North Korea had floated the idea to the United States of building a neutral state on the Korean Peninsula when the communist state witnessed the late 1980s detente that led to the collapse of the Cold War, according to South Korea‘s diplomatic document revealed Friday.

Released to the public by the Foreign Ministry, the document said North Korea asked former Soviet Union President Mikhail Gorbachev to deliver such proposals to then-US President Ronald Reagan during their summit in 1987. 

Titled as the Democratic People‘s Republic of Korea’s proposal for establishing buffer zone and neutral country, the document also included the scaling down of the two Koreas’ armed forces, removal of nuclear weapons on the Korean Peninsula and withdrawal of US troops stationed in South Korea.

“The two Koreas should dramatically cut the number of troops and reduce it to the point for self-defense,” the document quoted North Korea as saying. “The two Koreas should keep the number of troops less than 100,000 for each… All nuclear weapons and foreign troops must be withdrawn.” 

Diplomatic document released by the Ministry of Foreign Affairs. Yonhap
Diplomatic document released by the Ministry of Foreign Affairs. Yonhap

The North Korean proposal was hand-delivered by Gorbachev to Reagan during their meeting in Washington on Dec. 9, 1987. But the idea, however, was later dismissed as “unrealistic” by both Seoul and Washington, which doubted the hidden motive behind Pyongyang’s overture, according to the document.

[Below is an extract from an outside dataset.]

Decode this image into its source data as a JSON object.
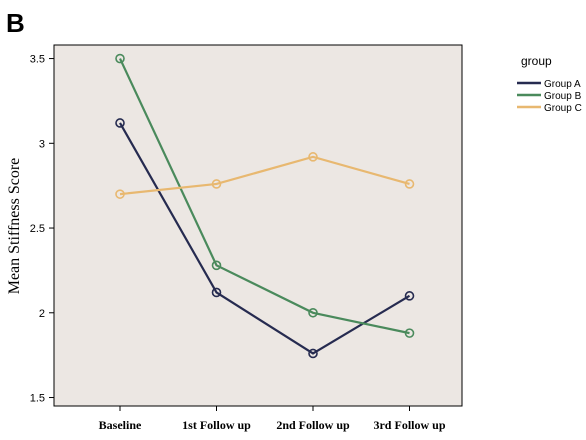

About a week later, South Korea’s foreign ministry and its embassy in the US exchanged diplomatic cables, in which then-Foreign Minister Choi Kwang-soo described the North’s proposal as “grandiose and unrealistic” and instructed his views to be shared in Washington, the document said.

The US response to North Korea’s proposal was briefed to the foreign minister in January 1988, the document added, noting that Washington echoed the South Korean skepticism over the North Korea’s diplomatic overture.

“It is the issue that should be handled by the South Korean government,” the report quoted the US government as saying. “Such a proposal is unrealistic without North Korea’s tangible and viable measures to build confidence in economic and humanitarian issue.”

After being met with skepticism by the US and North Korea, Moscow’s then-foreign minister Eduard Shevardnadz proposed his own version of expanding the detente to the inter-Korean relations by pushing for the two Koreas’ simultaneous admission to the United Nations under the unified country title.

However, the idea was not fulfilled. The two Koreas joined the UN simultaneously in 1991, but earned the membership with their own official titles -- Republic of Korea for South Korea and Democratic People’s Republic of Korea for North Korea.